Alternative Anlagen sind nicht für alle Anleger gleichermassen geeignet. Besonders interessant sind sie für:
- Investoren mit langfristigem Anlagehorizont
- Anleger mit bestehendem, gut strukturiertem Basisportfolio
- Personen mit erhöhter Risikobereitschaft
- Investoren, die aktiv Diversifikation anstreben
Einsteiger sollten sich schrittweise mit alternativen Geldanlagen vertraut machen und nicht ihr gesamtes Kapital in eine einzige Anlageform investieren.
So starten Sie mit alternativen Anlagen
Die folgenden fünf Schritte helfen Ihnen dabei, systematisch vorzugehen und Risiken kontrolliert einzugehen.

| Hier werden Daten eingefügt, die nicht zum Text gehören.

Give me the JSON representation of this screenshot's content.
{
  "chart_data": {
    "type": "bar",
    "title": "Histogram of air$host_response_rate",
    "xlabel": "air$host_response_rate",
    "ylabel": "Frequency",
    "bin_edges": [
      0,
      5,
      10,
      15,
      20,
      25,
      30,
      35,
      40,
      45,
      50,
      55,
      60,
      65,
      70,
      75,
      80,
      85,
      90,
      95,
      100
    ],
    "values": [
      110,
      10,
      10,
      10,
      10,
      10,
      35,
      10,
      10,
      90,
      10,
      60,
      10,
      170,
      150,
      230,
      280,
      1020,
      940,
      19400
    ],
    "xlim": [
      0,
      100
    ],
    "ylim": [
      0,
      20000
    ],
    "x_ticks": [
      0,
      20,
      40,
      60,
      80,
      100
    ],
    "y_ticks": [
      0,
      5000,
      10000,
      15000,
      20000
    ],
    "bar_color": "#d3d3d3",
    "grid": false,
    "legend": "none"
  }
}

1. Ziele und Risikoprofil definieren
Bevor Sie in alternative Anlagen investieren, sollten Sie klären, welches Ziel Sie verfolgen. Möchten Sie Ihr Portfolio diversifizieren, höhere Renditechancen nutzen oder regelmässige Erträge erzielen? Ebenso wichtig ist Ihre persönliche Risikotoleranz.
2. Anlageklasse verstehen
Nicht jede Anlageform funktioniert gleich. Informieren Sie sich gründlich darüber, was hinter der jeweiligen Anlageklasse steckt, inklusive Funktionsweise, Laufzeit, Liquidität und potenzielle Chancen und Risiken.
3. Anbieter oder Plattform sorgfältig auswählen
Prüfen Sie Transparenz, Regulierung, Gebührenstruktur und Erfahrungswerte. Gerade bei digitalen Modellen wie Direct Lending (Crowdlending) ist es entscheidend, die Bonitätsprüfung, Ausfallstatistiken und Sicherheitsmechanismen zu verstehen.
4. Diversifizieren statt konzentrieren
Setzen Sie nicht Ihr gesamtes Kapital auf ein einzelnes Projekt. Eine Streuung über mehrere alternative Anlagen reduziert das Klumpenrisiko und erhöht die Stabilität Ihres Portfolios.
5. Entwicklung regelmässig überprüfen
Auch wenn viele alternative Anlagen langfristig ausgerichtet sind, sollten Sie Ihre Investments regelmässig kontrollieren und bei Bedarf anpassen. So stellen Sie sicher, dass Ihre Strategie weiterhin zu Ihren finanziellen Zielen passt.
Fazit: Sind alternative Anlagen die Zukunft Ihrer Geldanlage?
Alternative Anlagen haben sich von einer Nischenstrategie zu einem festen Bestandteil moderner Portfolios entwickelt. Sie bieten zusätzliche Diversifikationsmöglichkeiten und eröffnen Zugang zu Märkten, die früher nur institutionellen Investoren offenstanden.
Gleichzeitig sind alternative Geldanlagen kein Ersatz für klassische Investments, sondern eine strategische Ergänzung. Wer die Chancen realistisch einschätzt, Risiken bewusst streut und langfristig plant, kann von diesen Anlageformen profitieren.